City, county to pay $10 million each in large settlement following Spring Valley girl’s death


The city and county of San Diego, along with two private entities, have agreed to legal settlements totaling more than $31 million in the death of an 11-year-old Spring Valley girl.
The settlements resolve a lawsuit brought on behalf of Arabella McCormack’s two younger sisters. All three girls were allegedly abused by their adoptive parents and grandparents.
The recently approved amounts include $10 million each from the city and county, along with $8.5 million from Pacific Coast Academy, a homeschool program, and $3 million from Rock Church, where the girls’ adoptive mother volunteered.
Law enforcement responded to the McCormack home on Aug. 30, 2022 to find Arabella unresponsive. She died at a hospital later that day.
The lawsuit alleges that at the time of Arabella’s death, she was badly undernourished, weighing only 40 pounds, and had sustained fractured bones and other injuries.
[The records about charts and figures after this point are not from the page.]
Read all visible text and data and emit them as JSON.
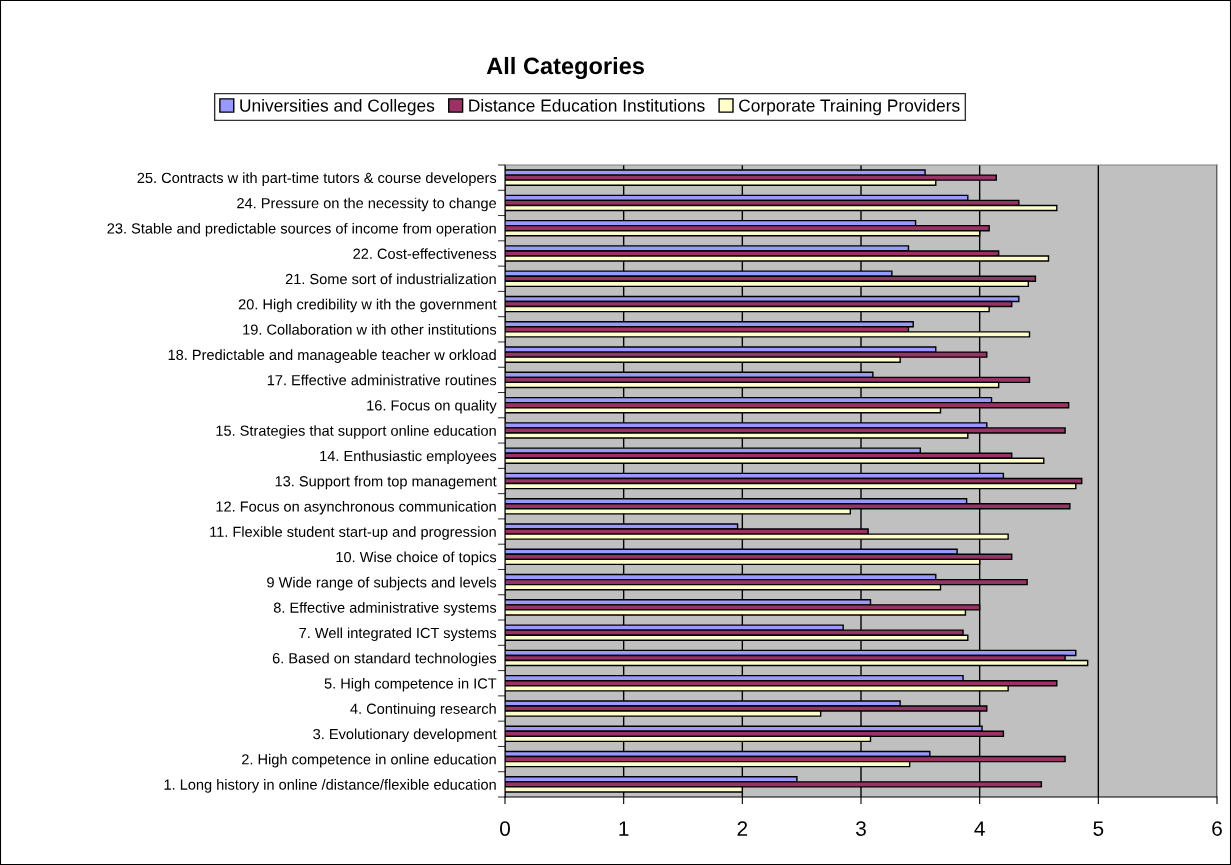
{
  "chart_data": {
    "type": "bar",
    "orientation": "horizontal",
    "title": "All Categories",
    "categories": [
      "25. Contracts w ith part-time tutors & course developers",
      "24. Pressure on the necessity to change",
      "23. Stable and predictable sources of income from operation",
      "22. Cost-effectiveness",
      "21. Some sort of industrialization",
      "20. High credibility w ith the government",
      "19. Collaboration w ith other institutions",
      "18. Predictable and manageable teacher w orkload",
      "17. Effective administrative routines",
      "16. Focus on quality",
      "15. Strategies that support online education",
      "14. Enthusiastic employees",
      "13. Support from top management",
      "12. Focus on asynchronous communication",
      "11. Flexible student start-up and progression",
      "10. Wise choice of topics",
      "9 Wide range of subjects and levels",
      "8. Effective administrative systems",
      "7. Well integrated ICT systems",
      "6. Based on standard technologies",
      "5. High competence in ICT",
      "4. Continuing research",
      "3. Evolutionary development",
      "2. High competence in online education",
      "1. Long history in online /distance/flexible education"
    ],
    "series": [
      {
        "name": "Universities and Colleges",
        "color": "#9999ff",
        "values": [
          3.54,
          3.9,
          3.46,
          3.4,
          3.26,
          4.33,
          3.44,
          3.63,
          3.1,
          4.1,
          4.06,
          3.5,
          4.2,
          3.89,
          1.96,
          3.81,
          3.63,
          3.08,
          2.85,
          4.81,
          3.86,
          3.33,
          4.02,
          3.58,
          2.46
        ]
      },
      {
        "name": "Distance Education Institutions",
        "color": "#993366",
        "values": [
          4.14,
          4.33,
          4.08,
          4.16,
          4.47,
          4.27,
          3.4,
          4.06,
          4.42,
          4.75,
          4.72,
          4.27,
          4.86,
          4.76,
          3.06,
          4.27,
          4.4,
          4.0,
          3.86,
          4.72,
          4.65,
          4.06,
          4.2,
          4.72,
          4.52
        ]
      },
      {
        "name": "Corporate Training Providers",
        "color": "#ffffcc",
        "values": [
          3.63,
          4.65,
          4.0,
          4.58,
          4.41,
          4.08,
          4.42,
          3.33,
          4.16,
          3.67,
          3.9,
          4.54,
          4.81,
          2.91,
          4.24,
          4.0,
          3.67,
          3.88,
          3.9,
          4.91,
          4.24,
          2.66,
          3.08,
          3.41,
          2.0
        ]
      }
    ],
    "xlim": [
      0,
      6
    ],
    "xticks": [
      0,
      1,
      2,
      3,
      4,
      5,
      6
    ],
    "grid": "x",
    "legend": "top"
  }
}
Her sisters, who were 6 and 7 years old at the time, were also “severely malnourished, neglected and abused,” according to the lawsuit, but have since “received treatment that saved their lives.”
The girls’ adoptive mother, Leticia Diane McCormack and McCormack’s parents, Adella and Stanley Tom, face criminal charges that include murder and torture. They remain jailed without bail and face multiple life terms if convicted.
Prosecutors also allege McCormack’s husband, Brian McCormack, who killed himself as sheriff’s deputies sought to speak with him, was involved with the abuse.
The girls came into the McCormacks’ care in 2017 and were later adopted.
According to prosecutors and the lawsuit, the girls’ caretakers physically abused the children by beating them with paddles and sticks, withheld food and kept them isolated to their bedrooms. They were also not allowed to have friends and were not allowed to use the bathroom, prosecutors alleged.
The lawsuit states that Leticia McCormack and her parents volunteered with the San Diego Police Department, and an officer was aware the girls were neglected and abused. The officer, Lawanda Fisher, allegedly gave Leticia McCormack a pair of wooden paddles that she knew would be used to strike the girls.
The lawsuit accuses the officer of failing to report the abuse, and makes similar claims against county child welfare services employees, teachers with Pacific Coast Academy and members of Rock Church.
While child welfare employees received abuse complaints from Arabella’s elementary school, an agent interviewed Arabella twice in front of the McCormacks, then closed the case, the lawsuit states.
Pacific Coast Academy teachers and mandated reporters associated with Rock Church also witnessed the malnourished conditions of the children, but made no reports of suspected abuse, according to the lawsuit.